Starting from the buoyant object held down by a string:

1) If you replace the string by a thin hollow empty tube (such
as a soda straw) it will be in compression in the X and Y
directions even while it is in tension in the Z direction.
Indeed, under a wide range of conditions, it could get
crushed in the radial direction even while it is under
tension in the Z direction.

Remark: As the situations get more intricate, we lose the
ability to describe the whole situation using simple one-word
expressions such as "tension" and "compression".

2) This directionality is completely nontrivial, as we can
see in the case of a buoyant object held down by _putty_.
I suspect this is getting rather close to the intent of the
original question.

In the case where the putty extends over a large area and
the buoyancy is not very large, the putty will be in
compression in the Z direction, with perhaps thousands of
pounds of compressive force.

However ..... This compression in the Z direction is for
practical purposes nullified by the compression in the X
and Y directions, in the following sense: The putty, by
definition, is free to creep. If it creeps inward by 1%
in the X and Y directions and outward by 2% in the Z
direction, there is no change in volume of the putty, and
therefore no "P dV" work. Meanwhile, there is a negative
amount of "F dh" work, where F is the buoyant force and
h is the height of the buoyant object. So this creep is
energetically favored. It is favored even though it moves
against the multi-thousand-pound compressive force!

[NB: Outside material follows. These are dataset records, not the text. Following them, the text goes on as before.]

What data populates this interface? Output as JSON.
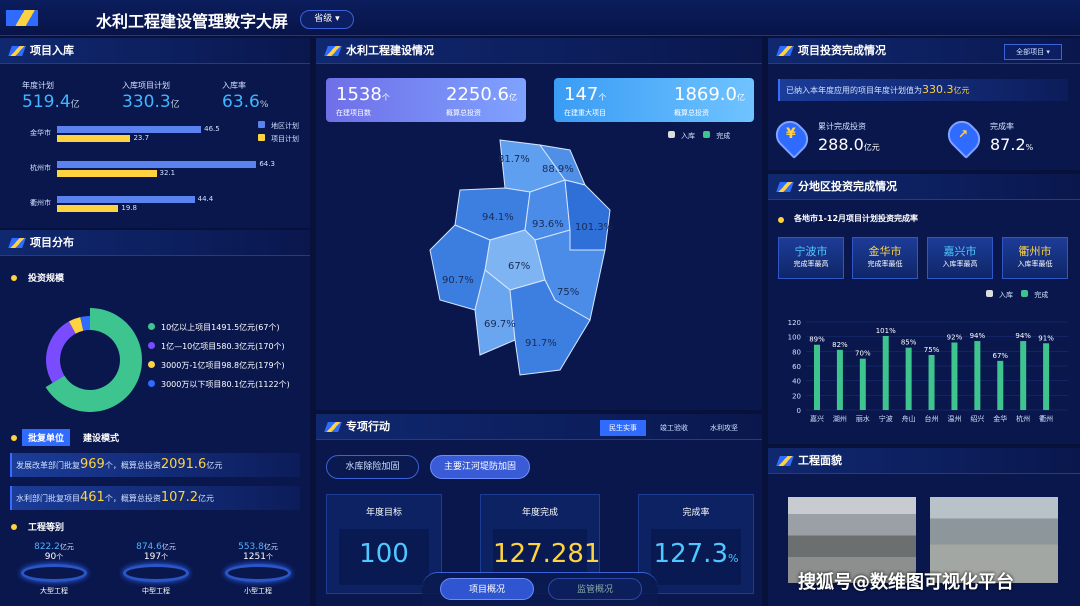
{
  "header": {
    "title": "水利工程建设管理数字大屏",
    "scope": "省级"
  },
  "left": {
    "ruku": {
      "title": "项目入库",
      "stats": [
        {
          "label": "年度计划",
          "value": "519.4",
          "unit": "亿"
        },
        {
          "label": "入库项目计划",
          "value": "330.3",
          "unit": "亿"
        },
        {
          "label": "入库率",
          "value": "63.6",
          "unit": "%"
        }
      ],
      "legend": [
        "地区计划",
        "项目计划"
      ],
      "bars": [
        {
          "city": "金华市",
          "a": 46.5,
          "b": 23.7
        },
        {
          "city": "杭州市",
          "a": 64.3,
          "b": 32.1
        },
        {
          "city": "衢州市",
          "a": 44.4,
          "b": 19.8
        }
      ]
    },
    "fenbu": {
      "title": "项目分布",
      "sub": "投资规模",
      "items": [
        {
          "text": "10亿以上项目1491.5亿元(67个)",
          "color": "#3ec48f",
          "value": 1491.5
        },
        {
          "text": "1亿—10亿项目580.3亿元(170个)",
          "color": "#7a4cff",
          "value": 580.3
        },
        {
          "text": "3000万-1亿项目98.8亿元(179个)",
          "color": "#ffd23f",
          "value": 98.8
        },
        {
          "text": "3000万以下项目80.1亿元(1122个)",
          "color": "#2f6bff",
          "value": 80.1
        }
      ],
      "tab": "批复单位",
      "tab2": "建设模式",
      "rows": [
        {
          "pre": "发展改革部门批复",
          "num": "969",
          "mid": "个，概算总投资",
          "amt": "2091.6",
          "unit": "亿元"
        },
        {
          "pre": "水利部门批复项目",
          "num": "461",
          "mid": "个，概算总投资",
          "amt": "107.2",
          "unit": "亿元"
        }
      ],
      "grade": "工程等别",
      "grades": [
        {
          "amt": "822.2",
          "au": "亿元",
          "cnt": "90",
          "cu": "个",
          "name": "大型工程"
        },
        {
          "amt": "874.6",
          "au": "亿元",
          "cnt": "197",
          "cu": "个",
          "name": "中型工程"
        },
        {
          "amt": "553.8",
          "au": "亿元",
          "cnt": "1251",
          "cu": "个",
          "name": "小型工程"
        }
      ]
    }
  },
  "center": {
    "title": "水利工程建设情况",
    "cards": [
      {
        "v1": "1538",
        "u1": "个",
        "l1": "在建项目数",
        "v2": "2250.6",
        "u2": "亿",
        "l2": "概算总投资"
      },
      {
        "v1": "147",
        "u1": "个",
        "l1": "在建重大项目",
        "v2": "1869.0",
        "u2": "亿",
        "l2": "概算总投资"
      }
    ],
    "legend": [
      "入库",
      "完成"
    ],
    "map": [
      "81.7%",
      "88.9%",
      "94.1%",
      "93.6%",
      "101.3%",
      "67%",
      "90.7%",
      "75%",
      "69.7%",
      "91.7%"
    ],
    "action": {
      "title": "专项行动",
      "tabs": [
        "民生实事",
        "竣工验收",
        "水利攻坚"
      ],
      "buttons": [
        "水库除险加固",
        "主要江河堤防加固"
      ],
      "tiles": [
        {
          "label": "年度目标",
          "value": "100",
          "unit": ""
        },
        {
          "label": "年度完成",
          "value": "127.281",
          "unit": ""
        },
        {
          "label": "完成率",
          "value": "127.3",
          "unit": "%"
        }
      ]
    },
    "bottom": [
      "项目概况",
      "监管概况"
    ]
  },
  "right": {
    "invest": {
      "title": "项目投资完成情况",
      "filter": "全部项目",
      "note_pre": "已纳入本年度应用的项目年度计划值为",
      "note_val": "330.3",
      "note_unit": "亿元",
      "s1": {
        "label": "累计完成投资",
        "value": "288.0",
        "unit": "亿元"
      },
      "s2": {
        "label": "完成率",
        "value": "87.2",
        "unit": "%"
      }
    },
    "region": {
      "title": "分地区投资完成情况",
      "sub": "各地市1-12月项目计划投资完成率",
      "cities": [
        {
          "name": "宁波市",
          "desc": "完成率最高"
        },
        {
          "name": "金华市",
          "desc": "完成率最低"
        },
        {
          "name": "嘉兴市",
          "desc": "入库率最高"
        },
        {
          "name": "衢州市",
          "desc": "入库率最低"
        }
      ],
      "legend": [
        "入库",
        "完成"
      ]
    },
    "photo": {
      "title": "工程面貌"
    }
  },
  "watermark": "搜狐号@数维图可视化平台",
  "chart_data": {
    "type": "bar",
    "categories": [
      "嘉兴",
      "湖州",
      "丽水",
      "宁波",
      "舟山",
      "台州",
      "温州",
      "绍兴",
      "金华",
      "杭州",
      "衢州"
    ],
    "series": [
      {
        "name": "完成",
        "values": [
          89,
          82,
          70,
          101,
          85,
          75,
          92,
          94,
          67,
          94,
          91
        ]
      }
    ],
    "labels": [
      "89%",
      "82%",
      "70%",
      "101%",
      "85%",
      "75%",
      "92%",
      "94%",
      "67%",
      "94%",
      "91%"
    ],
    "yticks": [
      "0",
      "20",
      "40",
      "60",
      "80",
      "100",
      "120"
    ],
    "ylim": [
      0,
      120
    ]
  }
}
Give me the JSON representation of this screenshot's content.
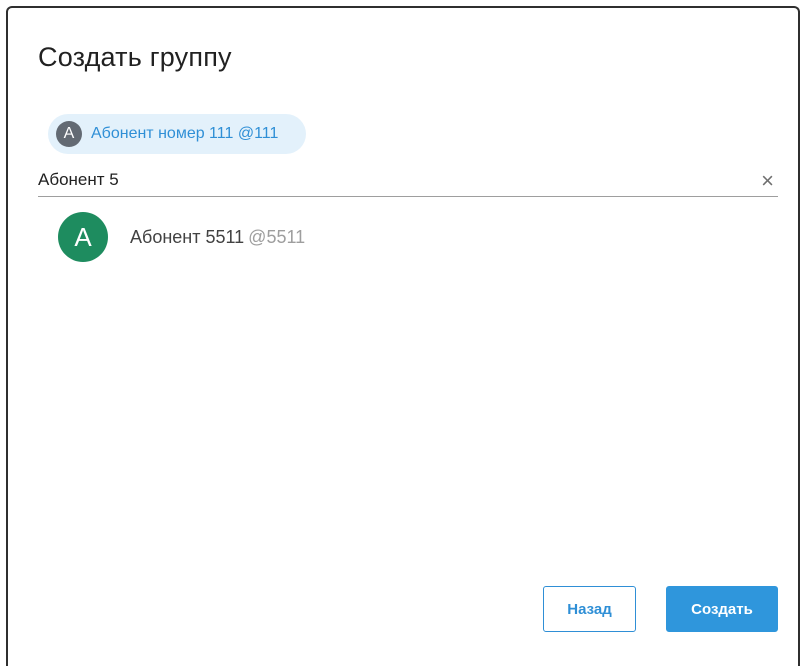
{
  "dialog": {
    "title": "Создать группу"
  },
  "selected_chip": {
    "avatar_letter": "A",
    "label": "Абонент номер 111 @111"
  },
  "search": {
    "value": "Абонент 5",
    "clear_icon": "×"
  },
  "results": [
    {
      "avatar_letter": "A",
      "name": "Абонент 5511",
      "handle": "@5511"
    }
  ],
  "buttons": {
    "back_label": "Назад",
    "create_label": "Создать"
  },
  "colors": {
    "accent": "#2f96dc",
    "chip_background": "#e3f1fb",
    "chip_avatar": "#636a73",
    "result_avatar": "#1e8c5f"
  },
  "icons": {
    "clear": "close-icon"
  }
}
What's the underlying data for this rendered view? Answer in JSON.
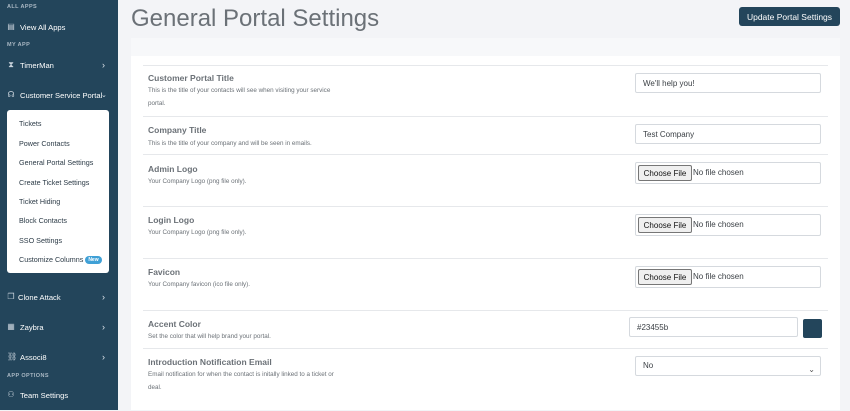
{
  "sidebar": {
    "section_all_apps": "ALL APPS",
    "view_all_apps": "View All Apps",
    "section_my_app": "MY APP",
    "timerman": "TimerMan",
    "customer_service_portal": "Customer Service Portal",
    "submenu": {
      "tickets": "Tickets",
      "power_contacts": "Power Contacts",
      "general_portal_settings": "General Portal Settings",
      "create_ticket_settings": "Create Ticket Settings",
      "ticket_hiding": "Ticket Hiding",
      "block_contacts": "Block Contacts",
      "sso_settings": "SSO Settings",
      "customize_columns": "Customize Columns",
      "new_badge": "New"
    },
    "clone_attack": "Clone Attack",
    "zaybra": "Zaybra",
    "associ8": "Associ8",
    "section_app_options": "APP OPTIONS",
    "team_settings": "Team Settings",
    "icons": {
      "view_all_apps": "grid-icon",
      "timerman": "hourglass-icon",
      "csp": "headset-icon",
      "clone_attack": "copy-icon",
      "zaybra": "keyboard-icon",
      "associ8": "connection-icon",
      "team_settings": "team-icon"
    }
  },
  "header": {
    "title": "General Portal Settings",
    "update_button": "Update Portal Settings"
  },
  "form": {
    "customer_portal_title": {
      "label": "Customer Portal Title",
      "description": "This is the title of your contacts will see when visiting your service portal.",
      "value": "We'll help you!"
    },
    "company_title": {
      "label": "Company Title",
      "description": "This is the title of your company and will be seen in emails.",
      "value": "Test Company"
    },
    "admin_logo": {
      "label": "Admin Logo",
      "description": "Your Company Logo (png file only).",
      "button": "Choose File",
      "status": "No file chosen"
    },
    "login_logo": {
      "label": "Login Logo",
      "description": "Your Company Logo (png file only).",
      "button": "Choose File",
      "status": "No file chosen"
    },
    "favicon": {
      "label": "Favicon",
      "description": "Your Company favicon (ico file only).",
      "button": "Choose File",
      "status": "No file chosen"
    },
    "accent_color": {
      "label": "Accent Color",
      "description": "Set the color that will help brand your portal.",
      "value": "#23455b"
    },
    "intro_email": {
      "label": "Introduction Notification Email",
      "description": "Email notification for when the contact is initally linked to a ticket or deal.",
      "value": "No"
    }
  },
  "colors": {
    "sidebar_bg": "#23455b",
    "accent": "#23455b",
    "badge": "#3fa0d6"
  }
}
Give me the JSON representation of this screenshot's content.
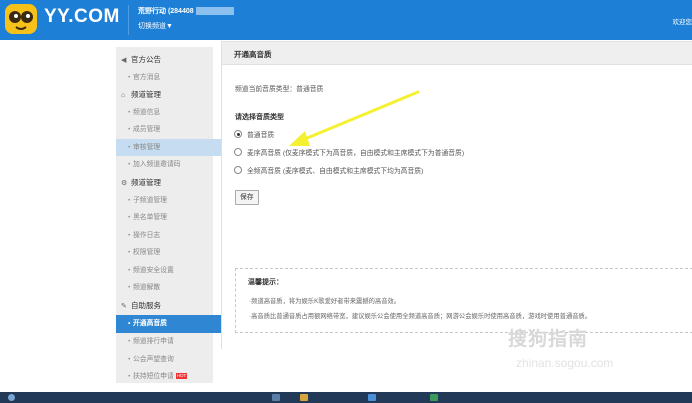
{
  "header": {
    "logo_text": "YY.COM",
    "channel_name": "荒野行动 (284408",
    "switch_channel": "切换频道▼",
    "welcome": "欢迎您"
  },
  "sidebar": {
    "groups": [
      {
        "icon": "speaker-icon",
        "label": "官方公告",
        "items": [
          "官方消息"
        ]
      },
      {
        "icon": "home-icon",
        "label": "频道管理",
        "items": [
          "频道信息",
          "成员管理",
          "审核管理",
          "加入频道邀请码"
        ]
      },
      {
        "icon": "gear-icon",
        "label": "频道管理",
        "items": [
          "子频道管理",
          "黑名单管理",
          "操作日志",
          "权限管理",
          "频道安全设置",
          "频道解散"
        ]
      },
      {
        "icon": "wrench-icon",
        "label": "自助服务",
        "items": [
          "开通高音质",
          "频道排行申请",
          "公会声望查询",
          "扶持短位申请"
        ]
      }
    ],
    "hot_badge": "HOT"
  },
  "main": {
    "title": "开通高音质",
    "current_type": "频道当前音质类型：普通音质",
    "choose_label": "请选择音质类型",
    "options": [
      "普通音质",
      "麦序高音质 (仅麦序模式下为高音质，自由模式和主席模式下为普通音质)",
      "全频高音质 (麦序模式、自由模式和主席模式下均为高音质)"
    ],
    "selected_option": 0,
    "save_label": "保存",
    "tips": {
      "title": "温馨提示：",
      "lines": [
        "·频道高音质，将为娱乐K歌爱好者带来震撼的高音效。",
        "·高音质比普通音质占用额网络带宽，建议娱乐公会使用全频道高音质；网游公会娱乐时使用高音质，游戏时使用普通音质。"
      ]
    }
  },
  "watermark": {
    "text": "搜狗指南",
    "url": "zhinan.sogou.com"
  },
  "colors": {
    "header_bg": "#1d7fd6",
    "active_item": "#2f86d2",
    "annotation_arrow": "#f5f032"
  }
}
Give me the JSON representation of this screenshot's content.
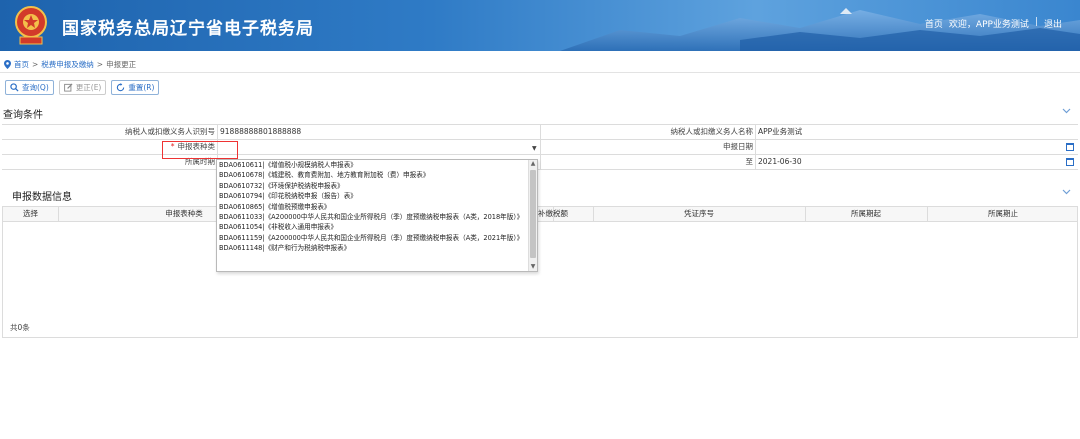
{
  "header": {
    "title": "国家税务总局辽宁省电子税务局",
    "links": {
      "home": "首页",
      "welcome": "欢迎，APP业务测试",
      "separator": "|",
      "logout": "退出"
    },
    "colors": {
      "banner": "#2f7bc6"
    }
  },
  "breadcrumb": {
    "home": "首页",
    "sep": ">",
    "level1": "税费申报及缴纳",
    "current": "申报更正"
  },
  "toolbar": {
    "query": {
      "label": "查询(Q)",
      "icon": "search-icon"
    },
    "correct": {
      "label": "更正(E)",
      "icon": "edit-icon"
    },
    "reset": {
      "label": "重置(R)",
      "icon": "refresh-icon"
    }
  },
  "query_section": {
    "title": "查询条件",
    "taxpayer_id_label": "纳税人或扣缴义务人识别号",
    "taxpayer_id_value": "91888888801888888",
    "taxpayer_name_label": "纳税人或扣缴义务人名称",
    "taxpayer_name_value": "APP业务测试",
    "report_type_label": "申报表种类",
    "report_type_value": "",
    "report_date_label": "申报日期",
    "period_label": "所属时期",
    "period_to_label": "至",
    "period_to_value": "2021-06-30"
  },
  "dropdown": {
    "options": [
      "BDA0610611|《增值税小规模纳税人申报表》",
      "BDA0610678|《城建税、教育费附加、地方教育附加税（费）申报表》",
      "BDA0610732|《环境保护税纳税申报表》",
      "BDA0610794|《印花税纳税申报（报告）表》",
      "BDA0610865|《增值税预缴申报表》",
      "BDA0611033|《A200000中华人民共和国企业所得税月（季）度预缴纳税申报表（A类，2018年版）》",
      "BDA0611054|《非税收入通用申报表》",
      "BDA0611159|《A200000中华人民共和国企业所得税月（季）度预缴纳税申报表（A类，2021年版）》",
      "BDA0611148|《财产和行为税纳税申报表》"
    ]
  },
  "data_section": {
    "title": "申报数据信息",
    "columns": [
      "选择",
      "申报表种类",
      "补缴税额",
      "凭证序号",
      "所属期起",
      "所属期止"
    ],
    "total": "共0条"
  }
}
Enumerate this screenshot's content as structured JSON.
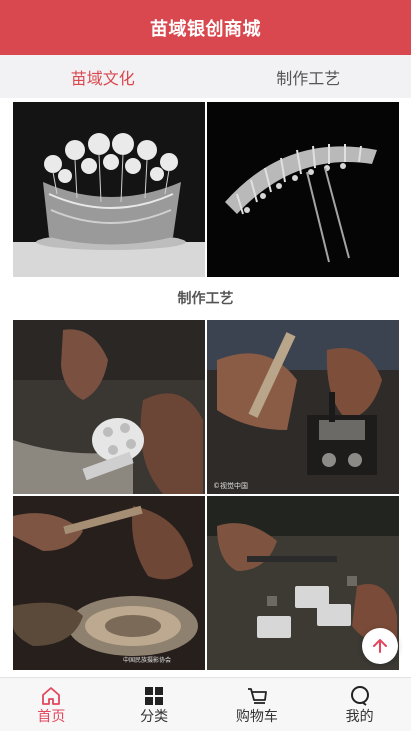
{
  "header": {
    "title": "苗域银创商城"
  },
  "tabs": [
    {
      "label": "苗域文化",
      "active": true
    },
    {
      "label": "制作工艺",
      "active": false
    }
  ],
  "gallery": {
    "top_images": [
      "silver-crown-photo",
      "silver-hairpin-photo"
    ],
    "section_title": "制作工艺",
    "craft_images": [
      "craft-flower-making-photo",
      "craft-hammering-photo",
      "craft-engraving-photo",
      "craft-stamping-photo"
    ],
    "watermarks": {
      "hammering": "©视觉中国",
      "engraving": "中国民族摄影协会"
    }
  },
  "fab": {
    "icon": "arrow-up-icon",
    "color": "#e2475c"
  },
  "bottom_nav": [
    {
      "label": "首页",
      "icon": "home-icon",
      "active": true
    },
    {
      "label": "分类",
      "icon": "grid-icon",
      "active": false
    },
    {
      "label": "购物车",
      "icon": "cart-icon",
      "active": false
    },
    {
      "label": "我的",
      "icon": "profile-icon",
      "active": false
    }
  ],
  "colors": {
    "brand": "#d9484e",
    "active_nav": "#e2475c",
    "tab_bg": "#f2f2f4"
  }
}
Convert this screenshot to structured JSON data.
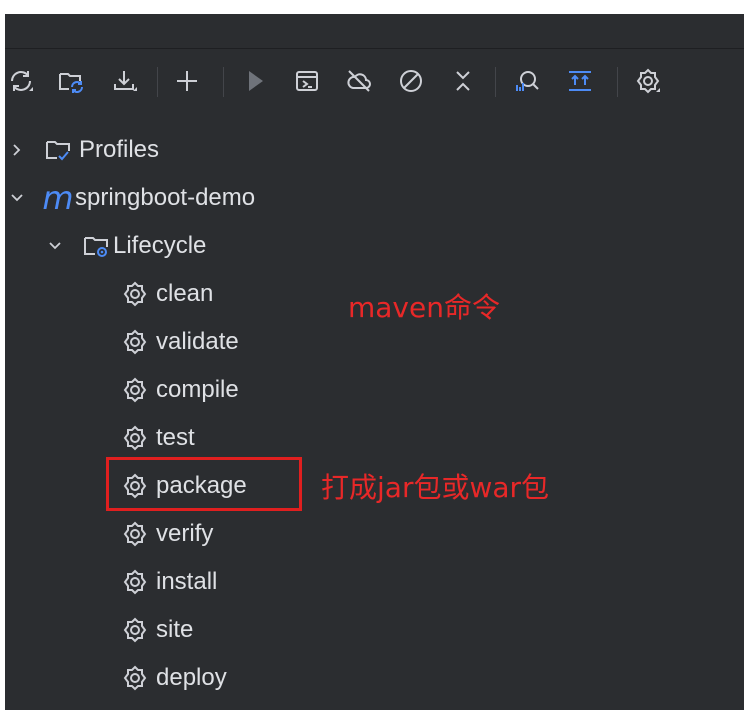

3) This gets even more relevant if we replace the putty
with plain water. If you push down on the buoyant object
you can (maybe!) push the water out from between the
object and the solid thing beneath it. This (theoretically)
requires only a modest force to overcome the net buoyancy.
However, if you stop pushing, the water will come back in
and the object will float away. It will float away even
though there was a multi-thousand-pound solid/solid contact
force pushing the object against the other thing while the
two were in contact.

This solid/solid contact force is entirely real, but you may
not be able to count on it, because of the strong tendency
of the water to weasel its way into cracks. You are going
to need some good glue (not putty) or a good O-ring seal
or something like that, if you want to keep the water out.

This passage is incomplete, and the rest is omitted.